Black Panther non è ancora uscito al cinema negli USA ma ha già battuto i record di prevendite dei biglietti. Come riporta Variety, le prevendite si sono aperte subito dopo la presentazione di uno spot del film nel corso dei College Football Playoff National Championship.

Così, mentre la divisione cinematografica DC non sa come uscire dal tunnel senza apparente via di uscita nel quale si è ulteriormente infilata con il pessimo Justice League, la divisione cinematografica della Marvel sembra non conoscere battute d’arresto.

Diciottesimo film del Marvel Cinematic Universe, in attesa dell’ evento Avengers Inifinity War, ha assunto da subito i crismi del film «Marvel anti Trump» nelle attese e nell’immaginario del pubblico. Inevitabile il riferimento al movimento Black Lives Matter in un momento i cui i giovani afroamericani uccisi dalla polizia per le strade sono in drammatico aumento.

Apparso per la prima in un albo dei Fantastici 4, il numero 52 del luglio 1966, creato dall’inossidabile duo formato da Stan Lee e Jack Kirby, il personaggio, come ci ricorda Raffaele Caporaso di Badcomics.it, «fu addirittura in un primo momento accusato di essere una versione bianca della realtà degli afroamericani».

Leader del Wakanda, monarchia che fonda la sua ricchezza sul vibranio, avanzatissima tecnologicamente (non a caso T’Challa, questo il vero nome di Pantera nera, dialoga con Reed Richards dei F4, con Tony Stark, Hank Pym e Bruce Banner), come poteva rappresentare adeguatamente la gente «born and raised in the ghetto» secondo quanto cantava Marlena Shaw in Woman of the Ghetto?

L’accusa, insomma, era: nero fuori ma bianco dentro.

La Marvel non si preoccupò più di tanto di queste osservazioni e diede vita anni più tardi (nel 1972), in era blaxploitation, a Luke Cage, supereroe a pagamento.

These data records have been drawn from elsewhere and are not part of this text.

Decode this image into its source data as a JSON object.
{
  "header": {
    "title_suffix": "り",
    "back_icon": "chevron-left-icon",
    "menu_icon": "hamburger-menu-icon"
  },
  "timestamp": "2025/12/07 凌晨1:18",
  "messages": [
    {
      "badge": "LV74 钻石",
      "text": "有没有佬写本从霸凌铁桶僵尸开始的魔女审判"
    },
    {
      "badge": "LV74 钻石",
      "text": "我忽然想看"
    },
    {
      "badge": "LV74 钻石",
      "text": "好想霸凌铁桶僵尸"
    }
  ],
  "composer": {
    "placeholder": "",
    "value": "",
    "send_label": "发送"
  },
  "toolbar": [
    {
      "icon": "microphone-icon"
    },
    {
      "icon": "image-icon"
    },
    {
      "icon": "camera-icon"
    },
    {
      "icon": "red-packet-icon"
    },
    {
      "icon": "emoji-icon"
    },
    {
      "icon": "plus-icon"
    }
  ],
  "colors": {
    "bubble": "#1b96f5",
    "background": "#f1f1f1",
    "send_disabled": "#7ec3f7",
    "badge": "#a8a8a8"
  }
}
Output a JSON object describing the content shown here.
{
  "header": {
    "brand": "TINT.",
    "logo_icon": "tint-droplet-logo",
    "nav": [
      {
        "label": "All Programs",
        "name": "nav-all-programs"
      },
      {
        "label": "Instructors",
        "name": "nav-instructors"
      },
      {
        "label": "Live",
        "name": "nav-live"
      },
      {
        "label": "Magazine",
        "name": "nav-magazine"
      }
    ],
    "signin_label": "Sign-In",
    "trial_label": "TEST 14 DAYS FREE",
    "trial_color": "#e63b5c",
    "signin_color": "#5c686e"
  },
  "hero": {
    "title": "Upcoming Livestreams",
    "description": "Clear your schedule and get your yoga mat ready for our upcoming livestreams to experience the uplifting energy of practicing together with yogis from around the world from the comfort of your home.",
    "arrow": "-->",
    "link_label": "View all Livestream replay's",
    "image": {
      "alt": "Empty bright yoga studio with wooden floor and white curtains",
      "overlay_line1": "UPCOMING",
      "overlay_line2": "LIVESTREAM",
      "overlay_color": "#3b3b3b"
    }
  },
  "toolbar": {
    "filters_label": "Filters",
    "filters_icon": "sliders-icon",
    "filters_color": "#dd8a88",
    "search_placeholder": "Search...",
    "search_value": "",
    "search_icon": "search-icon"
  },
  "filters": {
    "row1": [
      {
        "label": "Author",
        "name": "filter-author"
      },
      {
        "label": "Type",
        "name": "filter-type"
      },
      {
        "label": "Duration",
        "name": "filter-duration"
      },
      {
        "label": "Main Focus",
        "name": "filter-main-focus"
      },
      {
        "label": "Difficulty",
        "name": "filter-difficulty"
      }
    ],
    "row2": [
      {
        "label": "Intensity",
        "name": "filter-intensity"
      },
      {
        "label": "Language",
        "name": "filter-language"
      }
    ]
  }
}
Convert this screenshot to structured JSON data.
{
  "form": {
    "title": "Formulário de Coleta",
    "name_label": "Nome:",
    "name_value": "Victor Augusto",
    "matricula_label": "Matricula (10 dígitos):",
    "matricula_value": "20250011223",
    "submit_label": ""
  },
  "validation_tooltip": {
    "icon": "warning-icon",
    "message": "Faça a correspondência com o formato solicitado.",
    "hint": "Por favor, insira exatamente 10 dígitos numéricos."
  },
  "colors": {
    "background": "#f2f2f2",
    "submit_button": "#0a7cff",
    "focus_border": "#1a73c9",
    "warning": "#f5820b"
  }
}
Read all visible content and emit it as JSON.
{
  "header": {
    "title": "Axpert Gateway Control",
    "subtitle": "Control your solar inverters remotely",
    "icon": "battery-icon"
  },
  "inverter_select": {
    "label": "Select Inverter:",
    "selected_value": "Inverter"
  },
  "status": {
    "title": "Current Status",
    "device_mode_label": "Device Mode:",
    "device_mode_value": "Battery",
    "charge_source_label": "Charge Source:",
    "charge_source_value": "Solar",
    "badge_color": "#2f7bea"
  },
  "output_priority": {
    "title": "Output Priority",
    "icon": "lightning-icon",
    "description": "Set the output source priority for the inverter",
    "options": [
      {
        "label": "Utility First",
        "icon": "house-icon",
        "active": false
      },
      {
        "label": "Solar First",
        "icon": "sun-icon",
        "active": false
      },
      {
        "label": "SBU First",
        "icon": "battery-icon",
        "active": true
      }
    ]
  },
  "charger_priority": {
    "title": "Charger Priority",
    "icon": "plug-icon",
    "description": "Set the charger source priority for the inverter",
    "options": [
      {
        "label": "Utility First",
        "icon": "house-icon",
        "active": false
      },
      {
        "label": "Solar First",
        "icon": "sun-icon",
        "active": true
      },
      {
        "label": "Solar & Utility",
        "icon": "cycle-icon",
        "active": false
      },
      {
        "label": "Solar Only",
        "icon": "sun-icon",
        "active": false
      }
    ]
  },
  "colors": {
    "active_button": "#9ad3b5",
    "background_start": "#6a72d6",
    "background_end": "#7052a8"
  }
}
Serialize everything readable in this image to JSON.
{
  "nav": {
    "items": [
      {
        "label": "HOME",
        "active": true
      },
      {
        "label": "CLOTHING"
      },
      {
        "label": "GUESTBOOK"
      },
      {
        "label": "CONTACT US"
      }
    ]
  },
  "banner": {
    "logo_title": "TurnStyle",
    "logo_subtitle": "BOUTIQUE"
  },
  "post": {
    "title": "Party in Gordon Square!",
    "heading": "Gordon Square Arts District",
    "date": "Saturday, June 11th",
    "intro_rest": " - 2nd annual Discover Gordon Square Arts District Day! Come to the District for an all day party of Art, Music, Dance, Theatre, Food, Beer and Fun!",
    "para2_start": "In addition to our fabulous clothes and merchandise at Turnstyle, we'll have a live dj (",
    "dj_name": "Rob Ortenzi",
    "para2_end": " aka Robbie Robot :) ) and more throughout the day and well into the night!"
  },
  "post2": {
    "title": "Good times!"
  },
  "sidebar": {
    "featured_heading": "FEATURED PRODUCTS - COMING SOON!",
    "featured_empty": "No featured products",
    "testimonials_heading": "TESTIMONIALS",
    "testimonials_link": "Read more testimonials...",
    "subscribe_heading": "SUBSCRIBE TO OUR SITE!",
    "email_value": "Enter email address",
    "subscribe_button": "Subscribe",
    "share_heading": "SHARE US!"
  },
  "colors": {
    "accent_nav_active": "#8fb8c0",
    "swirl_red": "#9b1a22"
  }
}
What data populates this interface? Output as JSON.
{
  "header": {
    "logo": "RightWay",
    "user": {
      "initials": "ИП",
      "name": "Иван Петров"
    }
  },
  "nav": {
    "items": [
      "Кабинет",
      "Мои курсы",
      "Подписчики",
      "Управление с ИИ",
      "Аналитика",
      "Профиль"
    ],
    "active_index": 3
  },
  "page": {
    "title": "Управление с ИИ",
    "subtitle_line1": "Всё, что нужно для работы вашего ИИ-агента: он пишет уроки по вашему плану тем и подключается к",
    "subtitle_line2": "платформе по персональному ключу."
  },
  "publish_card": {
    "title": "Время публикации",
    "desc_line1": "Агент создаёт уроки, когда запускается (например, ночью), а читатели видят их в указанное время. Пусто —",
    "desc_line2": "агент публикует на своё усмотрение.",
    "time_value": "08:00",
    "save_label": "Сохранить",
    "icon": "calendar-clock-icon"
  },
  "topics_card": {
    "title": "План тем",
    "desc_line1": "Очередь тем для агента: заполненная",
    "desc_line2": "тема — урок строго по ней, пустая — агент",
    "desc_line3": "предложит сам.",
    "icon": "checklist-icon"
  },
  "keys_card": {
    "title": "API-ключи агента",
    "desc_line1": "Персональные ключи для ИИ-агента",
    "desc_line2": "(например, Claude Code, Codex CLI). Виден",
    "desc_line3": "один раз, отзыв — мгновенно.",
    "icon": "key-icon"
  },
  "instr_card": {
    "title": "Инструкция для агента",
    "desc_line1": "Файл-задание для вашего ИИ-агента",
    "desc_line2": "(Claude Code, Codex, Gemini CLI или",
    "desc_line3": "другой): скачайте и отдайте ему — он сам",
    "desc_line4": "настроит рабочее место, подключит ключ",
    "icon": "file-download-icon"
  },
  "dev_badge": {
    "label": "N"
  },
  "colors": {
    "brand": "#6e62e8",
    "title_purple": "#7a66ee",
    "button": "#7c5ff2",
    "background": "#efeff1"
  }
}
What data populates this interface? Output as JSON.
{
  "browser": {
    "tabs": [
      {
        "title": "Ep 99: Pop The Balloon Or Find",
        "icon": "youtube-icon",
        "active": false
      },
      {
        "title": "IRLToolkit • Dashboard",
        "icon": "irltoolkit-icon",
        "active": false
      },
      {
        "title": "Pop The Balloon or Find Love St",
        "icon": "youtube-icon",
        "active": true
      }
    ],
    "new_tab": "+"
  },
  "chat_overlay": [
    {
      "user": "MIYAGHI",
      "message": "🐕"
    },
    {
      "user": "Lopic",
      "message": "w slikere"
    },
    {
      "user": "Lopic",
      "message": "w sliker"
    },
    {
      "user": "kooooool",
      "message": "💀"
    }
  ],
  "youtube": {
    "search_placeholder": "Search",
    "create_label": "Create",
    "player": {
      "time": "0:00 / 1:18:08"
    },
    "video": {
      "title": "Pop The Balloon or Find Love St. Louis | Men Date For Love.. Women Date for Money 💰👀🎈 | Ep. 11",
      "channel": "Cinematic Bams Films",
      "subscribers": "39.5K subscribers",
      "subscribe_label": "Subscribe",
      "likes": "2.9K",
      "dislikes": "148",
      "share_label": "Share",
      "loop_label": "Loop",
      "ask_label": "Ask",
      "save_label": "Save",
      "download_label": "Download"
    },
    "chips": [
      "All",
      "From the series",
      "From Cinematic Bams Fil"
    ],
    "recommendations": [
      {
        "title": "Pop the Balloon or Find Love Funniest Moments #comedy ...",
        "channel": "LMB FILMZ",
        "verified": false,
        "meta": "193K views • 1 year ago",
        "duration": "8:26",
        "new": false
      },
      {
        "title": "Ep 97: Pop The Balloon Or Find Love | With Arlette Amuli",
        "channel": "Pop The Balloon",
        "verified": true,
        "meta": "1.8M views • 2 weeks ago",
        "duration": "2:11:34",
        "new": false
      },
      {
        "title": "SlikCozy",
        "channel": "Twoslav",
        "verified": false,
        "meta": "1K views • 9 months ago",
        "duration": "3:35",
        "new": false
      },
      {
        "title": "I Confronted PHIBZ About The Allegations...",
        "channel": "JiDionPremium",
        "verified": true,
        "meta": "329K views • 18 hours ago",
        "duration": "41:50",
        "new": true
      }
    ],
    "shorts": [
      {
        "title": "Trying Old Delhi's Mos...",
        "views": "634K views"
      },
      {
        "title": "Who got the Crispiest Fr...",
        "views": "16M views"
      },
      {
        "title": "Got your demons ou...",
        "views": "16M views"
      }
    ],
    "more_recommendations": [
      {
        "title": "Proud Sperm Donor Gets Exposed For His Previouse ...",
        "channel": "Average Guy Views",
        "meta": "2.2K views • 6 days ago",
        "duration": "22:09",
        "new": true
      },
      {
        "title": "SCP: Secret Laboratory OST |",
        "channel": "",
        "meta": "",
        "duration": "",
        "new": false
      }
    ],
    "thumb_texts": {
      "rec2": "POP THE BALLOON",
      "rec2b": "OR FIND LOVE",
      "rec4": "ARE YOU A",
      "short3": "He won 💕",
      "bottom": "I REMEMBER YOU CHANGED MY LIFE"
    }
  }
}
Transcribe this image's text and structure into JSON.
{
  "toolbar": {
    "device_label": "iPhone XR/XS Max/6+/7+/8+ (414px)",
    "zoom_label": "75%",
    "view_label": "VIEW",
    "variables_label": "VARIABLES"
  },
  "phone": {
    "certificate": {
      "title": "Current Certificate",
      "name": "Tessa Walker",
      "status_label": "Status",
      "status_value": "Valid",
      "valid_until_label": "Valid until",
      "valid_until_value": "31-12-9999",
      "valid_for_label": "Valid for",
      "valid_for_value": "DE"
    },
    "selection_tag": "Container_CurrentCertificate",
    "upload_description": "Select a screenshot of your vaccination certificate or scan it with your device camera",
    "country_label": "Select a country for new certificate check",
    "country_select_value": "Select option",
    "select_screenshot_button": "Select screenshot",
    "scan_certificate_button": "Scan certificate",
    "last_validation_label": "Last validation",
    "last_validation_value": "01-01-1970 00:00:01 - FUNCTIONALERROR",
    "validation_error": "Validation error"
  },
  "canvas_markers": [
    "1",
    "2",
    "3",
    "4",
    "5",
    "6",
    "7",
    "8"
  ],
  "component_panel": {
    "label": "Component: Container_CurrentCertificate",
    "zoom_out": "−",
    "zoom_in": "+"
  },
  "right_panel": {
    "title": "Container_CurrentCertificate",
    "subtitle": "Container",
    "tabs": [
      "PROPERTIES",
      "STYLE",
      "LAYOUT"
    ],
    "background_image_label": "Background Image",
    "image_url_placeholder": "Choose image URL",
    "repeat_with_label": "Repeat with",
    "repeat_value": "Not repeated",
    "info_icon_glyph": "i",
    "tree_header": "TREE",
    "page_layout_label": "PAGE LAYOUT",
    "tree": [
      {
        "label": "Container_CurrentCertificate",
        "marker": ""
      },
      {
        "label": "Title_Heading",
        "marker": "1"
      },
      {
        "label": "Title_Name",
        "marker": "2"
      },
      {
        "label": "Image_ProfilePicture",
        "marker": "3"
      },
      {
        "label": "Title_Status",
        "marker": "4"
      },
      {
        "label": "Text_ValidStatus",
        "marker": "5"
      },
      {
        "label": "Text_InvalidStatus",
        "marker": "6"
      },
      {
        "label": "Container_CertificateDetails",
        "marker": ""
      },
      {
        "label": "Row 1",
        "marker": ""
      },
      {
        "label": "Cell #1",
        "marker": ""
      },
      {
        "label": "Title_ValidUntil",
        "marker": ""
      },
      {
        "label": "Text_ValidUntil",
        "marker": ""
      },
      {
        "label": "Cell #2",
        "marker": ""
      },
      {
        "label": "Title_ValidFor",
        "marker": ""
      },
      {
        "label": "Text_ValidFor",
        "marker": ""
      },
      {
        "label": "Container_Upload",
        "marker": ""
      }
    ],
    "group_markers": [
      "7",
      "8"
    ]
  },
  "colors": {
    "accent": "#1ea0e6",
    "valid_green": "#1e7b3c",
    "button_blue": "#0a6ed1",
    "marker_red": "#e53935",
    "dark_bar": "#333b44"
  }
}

Ovviamente il nome da combattimento di Black Panther non era casuale, considerato che la Marvel della fine degli anni Sessanta e di buona parte del decennio successivo ha tenuto lo sguardo fisso sui conflitti che laceravano la società statunitense (e forse non tutti ricordano che a un certo punto Capitan America rinunciò ai suoi colori per diventare Nomad…).

Primo supereroe african-american della Casa delle idee, è un membro storico dei Vendicatori oltre che del gruppo segreto degli Illuminati. Nei vari crossover fra testate della Marvel, T’challa ha avuto anche una relazione con Ororo, ossia la Tempesta degli X-Men ed è stato un personaggio di spicco di tantissime saghe.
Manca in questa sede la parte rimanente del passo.